I play the cello.

Tuesday, February 9, 2010

Forget spring fever.

Many of my school friends are just beginning to feel the senior fever. It is finally clicking that this is our last year in high school, most of the plans we can make for our future have been planned, and everything we know is going to change. It took them so long.

I am itching, itching to leave home. I know I shouldn't. I know I should treasure this time left in school, but I simply cannot. I know I am going to regret rushing through the end of high school when there are so many opportunities to make now better. I feel like I can't do this anymore.

High School Experience:
Freshman year made me a victim of abuse and hormonal changes.
Sophomore year put me into a pit of depression and confusion.
Junior year was coming back to humanity.
Senior year is my first real attempt at being who I can be, who I should be.

Middle school was such a long time ago. It's weird to remember there was life before puberty. Before birth control came along to halt my menstruation-induced sickness, heartless people, and my run-in with Harry Potter fanfiction. There was a time when I was filled with school spirit, and I was popular.

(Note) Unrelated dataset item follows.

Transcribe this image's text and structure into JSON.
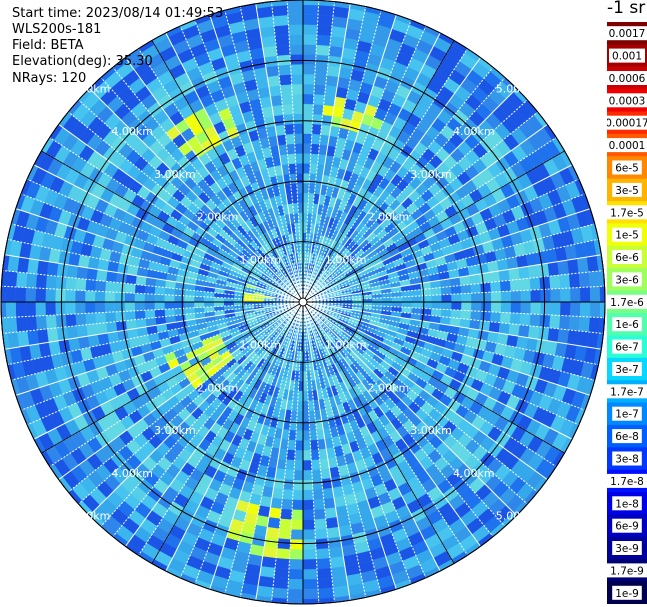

Now I'm not so popular, but it also isn't so bad. I have friends. I have a personality. I have plans. Oh, the places we'll go. In middle school, we called ourselves the class of '06. Now we have sweatshirt and various other apparel to prove we're the first graduating class of the decade.

The rest of life is just in sight, but that shouldn't trivialize where I sit now.  Whilst I stare at my prospects and try to still face reality, I pray for  no surgery. Please, please no surgery.

When I need giggles, I read this post. 

1 comment:

Desired Youth said...

how exciting! Senior year...are you excited about colleges?